"I should think I was tired of it."
"Well, Flossie, do you know, a good typewriter girl who can read and write French can get twice as much as you're getting."
"How do you know?"
"Girl I know told me so. She's corresponding clerk for a big firm of wine merchants in the City. She's going to be married this autumn; and if you looked sharp, you might get her berth."
"In a wine-merchant's shop? Mr. Rickman wouldn't hear of it."
"It isn't a shop, you know, it's an office. You ask him."
Flossie did not ask him; she knew a trick worth two of that. But not very long after Mr. Spinks had made his suggestion, finding Keith very snug in his study one evening, reading Anatole France, to his immense delight she whispered into his ear a little shy request that some day, when he wasn't busy, he would help her a bit with her French. The lessons were arranged for then and there, at so many kisses an hour, payable by quarterly instalments, if desired. And for several evenings (sitting very close together, as persons must sit who are looking over the same book) they read, translating turn by turn, the delicious Livre de Mon Ami, until Flossie's interest was exhausted.

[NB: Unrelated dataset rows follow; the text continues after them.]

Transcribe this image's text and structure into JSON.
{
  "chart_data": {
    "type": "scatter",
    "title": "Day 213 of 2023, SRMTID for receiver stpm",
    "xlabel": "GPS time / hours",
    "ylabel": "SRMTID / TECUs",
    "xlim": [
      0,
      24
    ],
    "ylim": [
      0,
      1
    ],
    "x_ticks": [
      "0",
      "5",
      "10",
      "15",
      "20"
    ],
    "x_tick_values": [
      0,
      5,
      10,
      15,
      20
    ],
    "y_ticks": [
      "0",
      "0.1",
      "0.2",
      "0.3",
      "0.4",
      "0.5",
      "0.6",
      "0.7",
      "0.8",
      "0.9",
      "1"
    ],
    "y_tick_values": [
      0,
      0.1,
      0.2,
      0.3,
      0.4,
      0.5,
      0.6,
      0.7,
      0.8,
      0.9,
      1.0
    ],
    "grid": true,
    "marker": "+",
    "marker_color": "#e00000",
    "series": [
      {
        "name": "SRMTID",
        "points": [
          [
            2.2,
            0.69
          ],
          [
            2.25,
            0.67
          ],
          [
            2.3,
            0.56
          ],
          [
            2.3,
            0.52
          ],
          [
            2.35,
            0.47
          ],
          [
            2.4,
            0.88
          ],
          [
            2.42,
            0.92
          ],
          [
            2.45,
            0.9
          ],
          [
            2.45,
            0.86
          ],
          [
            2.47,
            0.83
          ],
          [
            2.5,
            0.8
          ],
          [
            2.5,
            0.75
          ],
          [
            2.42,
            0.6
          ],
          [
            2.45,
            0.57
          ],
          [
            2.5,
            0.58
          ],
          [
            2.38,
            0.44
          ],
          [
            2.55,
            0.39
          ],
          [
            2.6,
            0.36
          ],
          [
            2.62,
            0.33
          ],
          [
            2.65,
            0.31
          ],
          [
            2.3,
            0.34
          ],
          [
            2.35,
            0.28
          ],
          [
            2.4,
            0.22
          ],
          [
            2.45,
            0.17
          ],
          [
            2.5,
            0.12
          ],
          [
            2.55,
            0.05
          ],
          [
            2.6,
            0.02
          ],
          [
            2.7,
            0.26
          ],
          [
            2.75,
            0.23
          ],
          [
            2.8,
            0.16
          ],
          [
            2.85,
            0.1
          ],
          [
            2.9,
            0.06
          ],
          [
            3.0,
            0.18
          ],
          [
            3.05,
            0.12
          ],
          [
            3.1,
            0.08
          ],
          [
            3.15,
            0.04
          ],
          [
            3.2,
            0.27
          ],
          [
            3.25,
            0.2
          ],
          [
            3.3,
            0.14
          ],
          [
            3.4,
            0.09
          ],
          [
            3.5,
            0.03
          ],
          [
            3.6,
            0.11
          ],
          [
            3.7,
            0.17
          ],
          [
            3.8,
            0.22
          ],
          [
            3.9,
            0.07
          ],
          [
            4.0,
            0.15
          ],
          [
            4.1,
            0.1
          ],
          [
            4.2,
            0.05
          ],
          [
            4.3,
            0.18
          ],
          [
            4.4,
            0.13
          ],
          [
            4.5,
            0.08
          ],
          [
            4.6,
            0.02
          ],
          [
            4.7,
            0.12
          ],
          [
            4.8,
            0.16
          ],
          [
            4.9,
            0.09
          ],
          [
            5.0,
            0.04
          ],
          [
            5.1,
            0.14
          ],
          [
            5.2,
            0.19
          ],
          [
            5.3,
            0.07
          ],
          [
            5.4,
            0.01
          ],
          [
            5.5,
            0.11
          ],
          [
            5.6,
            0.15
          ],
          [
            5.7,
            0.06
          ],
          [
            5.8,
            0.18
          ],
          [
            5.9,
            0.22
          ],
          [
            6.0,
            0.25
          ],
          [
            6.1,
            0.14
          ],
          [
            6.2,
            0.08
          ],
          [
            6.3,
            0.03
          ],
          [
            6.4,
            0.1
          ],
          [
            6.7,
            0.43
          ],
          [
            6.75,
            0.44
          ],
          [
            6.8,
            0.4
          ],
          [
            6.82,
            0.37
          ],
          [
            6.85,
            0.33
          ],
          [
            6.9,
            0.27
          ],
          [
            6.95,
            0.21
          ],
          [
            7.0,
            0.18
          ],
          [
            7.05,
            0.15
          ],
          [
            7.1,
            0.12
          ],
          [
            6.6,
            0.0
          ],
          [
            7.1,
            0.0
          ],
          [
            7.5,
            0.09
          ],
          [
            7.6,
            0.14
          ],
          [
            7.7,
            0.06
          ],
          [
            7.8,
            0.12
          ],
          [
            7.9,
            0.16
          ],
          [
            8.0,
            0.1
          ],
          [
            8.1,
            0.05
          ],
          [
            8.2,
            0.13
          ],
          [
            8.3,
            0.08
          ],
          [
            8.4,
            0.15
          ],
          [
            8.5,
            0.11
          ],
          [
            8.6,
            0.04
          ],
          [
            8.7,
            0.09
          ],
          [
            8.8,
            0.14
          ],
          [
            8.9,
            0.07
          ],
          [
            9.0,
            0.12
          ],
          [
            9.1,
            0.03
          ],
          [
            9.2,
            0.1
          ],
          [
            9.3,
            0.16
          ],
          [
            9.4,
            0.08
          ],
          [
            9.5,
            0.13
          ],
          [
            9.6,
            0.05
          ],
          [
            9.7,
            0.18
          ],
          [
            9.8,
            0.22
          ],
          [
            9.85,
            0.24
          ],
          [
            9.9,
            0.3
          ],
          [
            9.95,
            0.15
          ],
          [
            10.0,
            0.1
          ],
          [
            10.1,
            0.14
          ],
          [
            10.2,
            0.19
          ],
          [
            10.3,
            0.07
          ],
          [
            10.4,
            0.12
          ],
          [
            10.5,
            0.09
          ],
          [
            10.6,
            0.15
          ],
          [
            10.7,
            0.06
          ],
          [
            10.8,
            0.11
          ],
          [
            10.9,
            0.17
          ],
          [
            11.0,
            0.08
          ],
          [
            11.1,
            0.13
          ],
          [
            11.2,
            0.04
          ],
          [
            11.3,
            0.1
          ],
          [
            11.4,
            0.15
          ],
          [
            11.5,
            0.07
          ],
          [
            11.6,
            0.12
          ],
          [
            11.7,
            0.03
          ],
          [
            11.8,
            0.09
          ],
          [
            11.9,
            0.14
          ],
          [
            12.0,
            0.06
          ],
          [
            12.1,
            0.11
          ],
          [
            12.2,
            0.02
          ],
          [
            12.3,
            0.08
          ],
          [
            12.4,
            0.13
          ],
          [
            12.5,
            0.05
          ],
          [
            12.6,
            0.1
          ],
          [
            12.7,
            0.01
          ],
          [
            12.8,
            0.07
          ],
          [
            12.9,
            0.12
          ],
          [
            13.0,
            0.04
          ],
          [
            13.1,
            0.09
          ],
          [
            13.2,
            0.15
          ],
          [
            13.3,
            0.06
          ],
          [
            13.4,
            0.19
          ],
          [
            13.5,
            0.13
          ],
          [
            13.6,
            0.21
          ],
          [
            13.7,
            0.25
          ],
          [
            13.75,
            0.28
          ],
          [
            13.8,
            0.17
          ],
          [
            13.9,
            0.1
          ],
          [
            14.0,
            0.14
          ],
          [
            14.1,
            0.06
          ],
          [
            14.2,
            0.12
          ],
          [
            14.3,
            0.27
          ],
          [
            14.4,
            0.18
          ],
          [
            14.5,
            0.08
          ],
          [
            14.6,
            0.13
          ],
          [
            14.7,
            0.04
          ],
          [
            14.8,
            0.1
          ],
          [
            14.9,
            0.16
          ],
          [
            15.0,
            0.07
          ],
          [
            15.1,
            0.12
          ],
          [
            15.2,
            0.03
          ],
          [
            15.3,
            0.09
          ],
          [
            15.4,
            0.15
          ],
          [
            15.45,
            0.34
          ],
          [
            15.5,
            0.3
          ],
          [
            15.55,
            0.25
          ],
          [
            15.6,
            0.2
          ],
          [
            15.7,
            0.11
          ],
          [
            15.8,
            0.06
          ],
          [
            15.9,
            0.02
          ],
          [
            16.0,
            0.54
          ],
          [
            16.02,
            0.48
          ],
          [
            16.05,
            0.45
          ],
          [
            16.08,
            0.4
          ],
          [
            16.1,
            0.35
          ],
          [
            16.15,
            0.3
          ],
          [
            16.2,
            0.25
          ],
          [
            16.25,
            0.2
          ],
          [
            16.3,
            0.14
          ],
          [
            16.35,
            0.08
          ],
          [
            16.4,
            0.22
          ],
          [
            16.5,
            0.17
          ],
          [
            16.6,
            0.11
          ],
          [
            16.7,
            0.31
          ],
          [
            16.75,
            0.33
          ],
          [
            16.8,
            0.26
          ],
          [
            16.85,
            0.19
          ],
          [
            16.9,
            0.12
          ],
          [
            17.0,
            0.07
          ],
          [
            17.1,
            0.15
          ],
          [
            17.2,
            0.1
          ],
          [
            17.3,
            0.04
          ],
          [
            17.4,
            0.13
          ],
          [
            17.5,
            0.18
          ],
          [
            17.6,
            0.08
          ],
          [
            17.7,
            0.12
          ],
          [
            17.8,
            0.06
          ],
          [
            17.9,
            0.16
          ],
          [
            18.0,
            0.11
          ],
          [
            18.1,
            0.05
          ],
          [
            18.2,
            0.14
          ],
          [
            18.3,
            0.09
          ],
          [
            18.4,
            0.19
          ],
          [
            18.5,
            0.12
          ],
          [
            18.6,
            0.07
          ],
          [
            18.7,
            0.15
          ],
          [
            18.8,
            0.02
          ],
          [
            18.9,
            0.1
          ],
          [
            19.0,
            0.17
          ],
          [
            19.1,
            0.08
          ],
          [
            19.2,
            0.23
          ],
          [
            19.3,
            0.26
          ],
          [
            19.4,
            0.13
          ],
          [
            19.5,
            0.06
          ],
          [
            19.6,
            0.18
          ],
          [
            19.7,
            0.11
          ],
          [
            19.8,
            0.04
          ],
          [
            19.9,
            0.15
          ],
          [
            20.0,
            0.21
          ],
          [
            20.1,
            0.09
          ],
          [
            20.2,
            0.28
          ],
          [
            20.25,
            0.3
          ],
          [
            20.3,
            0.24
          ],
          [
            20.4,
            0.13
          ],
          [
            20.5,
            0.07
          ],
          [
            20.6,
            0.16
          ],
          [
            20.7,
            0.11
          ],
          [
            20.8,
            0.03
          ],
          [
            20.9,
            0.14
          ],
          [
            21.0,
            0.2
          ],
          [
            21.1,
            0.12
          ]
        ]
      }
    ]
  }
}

"Come, I'm not going on with any more of that stuff, so you needn't think it. I've no time to waste, if you have; and I haven't come across one word in that book yet that'll be any use to me."
"What a utilitarian Beaver!" He lay back in his chair laughing at her, as he might have laughed at the fascinating folly of a child.
"I'll tell you what it is, Mr. Savage; I'll get another French master, if you don't look out. Some one who'll teach me the way I want to learn."